What is 6DoF audio?

When we are out and about, we can hear sounds around us in 3D, we can locate directions and distances of sound sources. The way we perceive the directions and distances of sound sources depend on our position as well as the relative positions of sound sources with respect to our head.

Modern 3D audio rendering systems can provide a good level of realism and immersion for synthetic and also for real recordings of sound fields. However, the condition in which the listener moves translationally from their position can only be handled for synthetic content such as VR, AR and games.

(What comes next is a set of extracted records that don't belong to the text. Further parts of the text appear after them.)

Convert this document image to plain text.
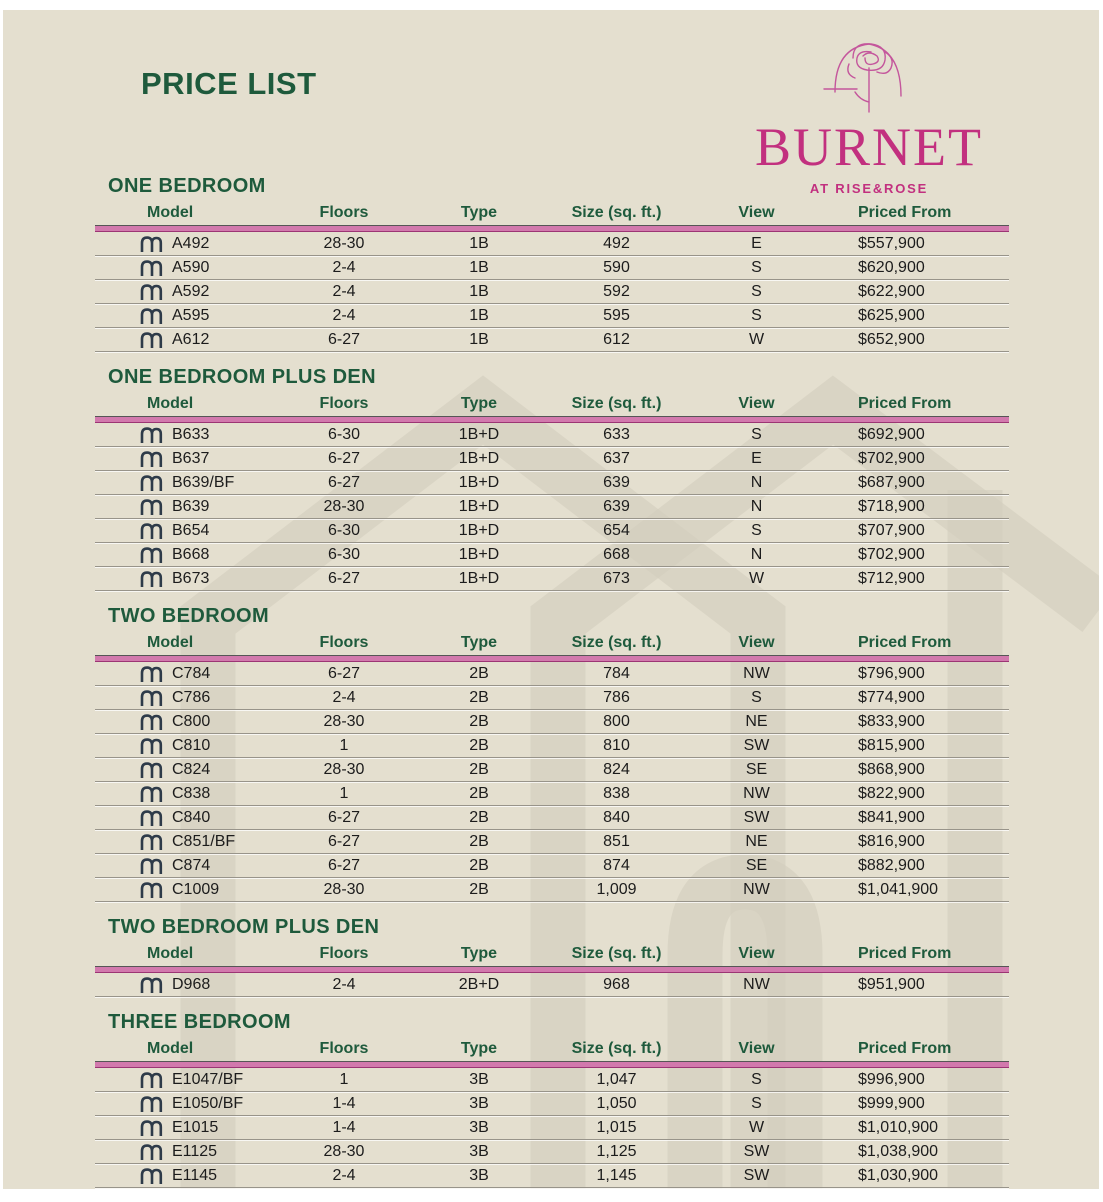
BURNET
AT RISE&ROSE
PRICE LIST
ONE BEDROOM
Model	Floors	Type	Size (sq. ft.)	View	Priced From
A492	28-30	1B	492	E	$557,900
A590	2-4	1B	590	S	$620,900
A592	2-4	1B	592	S	$622,900
A595	2-4	1B	595	S	$625,900
A612	6-27	1B	612	W	$652,900
ONE BEDROOM PLUS DEN
Model	Floors	Type	Size (sq. ft.)	View	Priced From
B633	6-30	1B+D	633	S	$692,900
B637	6-27	1B+D	637	E	$702,900
B639/BF	6-27	1B+D	639	N	$687,900
B639	28-30	1B+D	639	N	$718,900
B654	6-30	1B+D	654	S	$707,900
B668	6-30	1B+D	668	N	$702,900
B673	6-27	1B+D	673	W	$712,900
TWO BEDROOM
Model	Floors	Type	Size (sq. ft.)	View	Priced From
C784	6-27	2B	784	NW	$796,900
C786	2-4	2B	786	S	$774,900
C800	28-30	2B	800	NE	$833,900
C810	1	2B	810	SW	$815,900
C824	28-30	2B	824	SE	$868,900
C838	1	2B	838	NW	$822,900
C840	6-27	2B	840	SW	$841,900
C851/BF	6-27	2B	851	NE	$816,900
C874	6-27	2B	874	SE	$882,900
C1009	28-30	2B	1,009	NW	$1,041,900
TWO BEDROOM PLUS DEN
Model	Floors	Type	Size (sq. ft.)	View	Priced From
D968	2-4	2B+D	968	NW	$951,900
THREE BEDROOM
Model	Floors	Type	Size (sq. ft.)	View	Priced From
E1047/BF	1	3B	1,047	S	$996,900
E1050/BF	1-4	3B	1,050	S	$999,900
E1015	1-4	3B	1,015	W	$1,010,900
E1125	28-30	3B	1,125	SW	$1,038,900
E1145	2-4	3B	1,145	SW	$1,030,900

The emerging media formats such as MPEG-I promise position-independent immersive video content within which an immersed viewer can move not only their heads but also translationally. 6DoF audio (or position-independent audio) is a term used for audible content which has to accompany immersive video. Such content is calling for real recordings of both video and audio and bring unprecedented challenges with respect to the theory and technical aspects of such recordings. Specific research questions in the field are:

  • How can we record an acoustic scene with a finite number of microphones, yet obtain a high-accuracy approximation of the scene at intermediate points?
  • How can we store, process, encode and transmit such content with a sufficiently low latency to allow interactive operation?
  • How can we transcode between different representations (e.g. scene-based, object-based and binaural) of the same scene?
  • How do we measure the perceptual quality, immersiveness, fluency, and responsiveness of position-independent spatial audio?

This project aims to provide answers to some of these questions, bring novel solutions, demonstrate their use in real-life recording scenrios, thereby furthering the state-of-the-art in 6DoF audio.